JR-Fi · April 1, 2025, 3:22pm

I got a 503 error (Service Unavailable)

praveen.arimbrathodi · April 1, 2025, 3:28pm

Because I made a mistake in the configuration. Ip address should be in CIDR format. It should work now.

JR-Fi · April 1, 2025, 3:30pm

It does. Animegirl was happy.

praveen.arimbrathodi · April 1, 2025, 3:32pm

Link titles are coming correctly after an exception was added for forums.puri.sm in bot policy.

FranklyFlawless · April 1, 2025, 3:45pm

Works fine.

praveen.arimbrathodi · April 3, 2025, 9:15am

Anubis is now deployed on https://source.puri.sm

Test for link preview: Help · GitLab

CPU usage over last 12 hours, big drop from ~80% to ~6%, if this trend continues, we may be able to reduce the CPU power and save money.

irvinewade · April 3, 2025, 9:21am

At a quick test, working normally for me (just the one upfront visit from the weigher of souls).

FranklyFlawless · April 4, 2025, 5:06am

I found a resource that may be useful for protecting Purism’s infrastructure against additional AI training:

praveen.arimbrathodi · April 4, 2025, 3:02pm

Since Service Desk was no longer creating tickets with anubis, we have removed anubis for now. Once we figure out how to make anubis and Service Desk work together, we can re-enable it.

tracy · April 4, 2025, 1:52pm

Yeah, so what’s the deal with that Anubis thread?

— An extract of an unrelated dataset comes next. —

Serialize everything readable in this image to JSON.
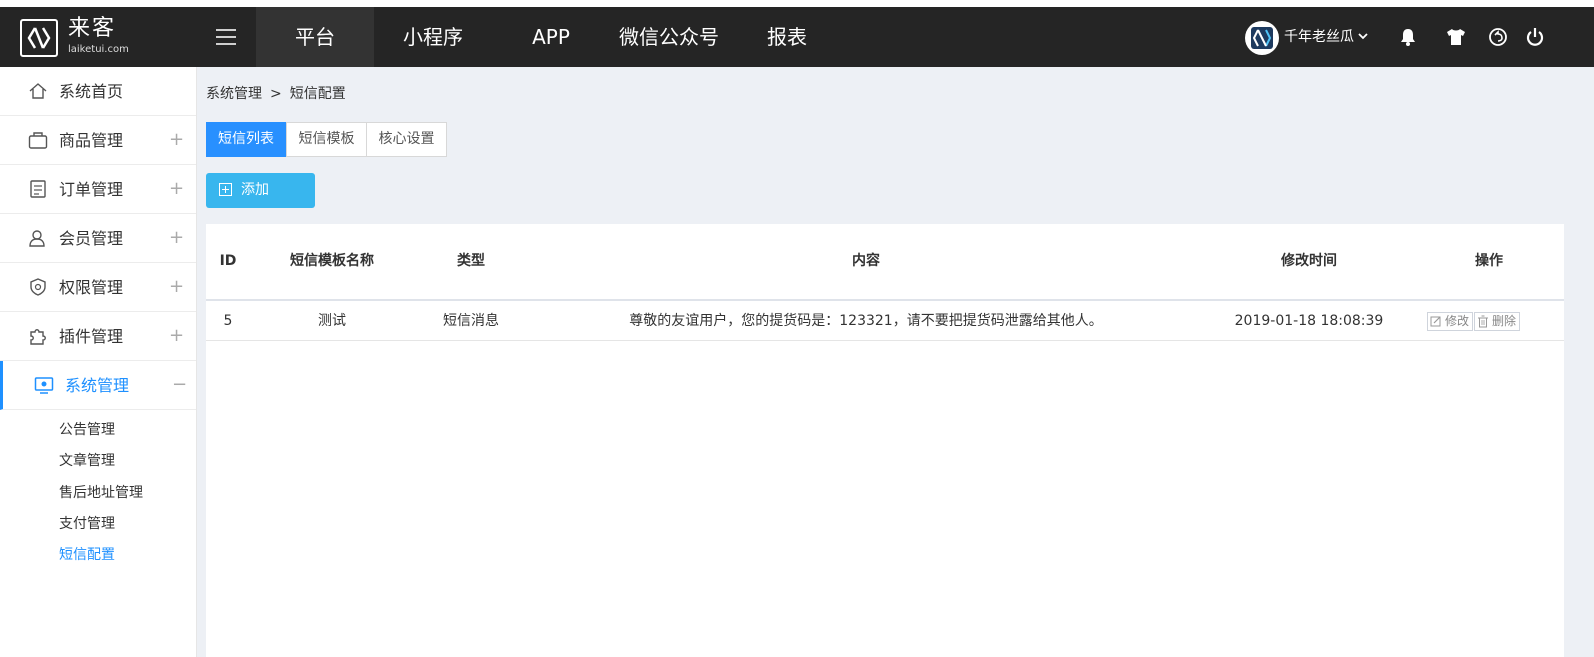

irvinewade · April 7, 2025, 3:55am

It’s purely an operational matter.

Automated software may traverse your web site. Historically, that would have been search engines indexing your site. These days it is more likely to be someone training an AI model using the content of your site. Either way, this is a problem if the automated software imposes a high load on either the site’s connection to the internet or the site’s CPU allocation or both. So web sites look at ways of discouraging or taming that automated software.

Anubis is one such approach. It aims to impose a high CPU load on the automated software, thereby discouraging it and/or slowing it down.

“Tar pits” are another approach.

Or the traditional approach of creating a resource /robots.txt on your site in order to direct automated software - but this can of course be ignored.

Or some of the other approaches mentioned in an earlier reply in this topic.

Feel free to ask a more detailed question.

A lot of this is explained in the link in the OP and in the links therefrom.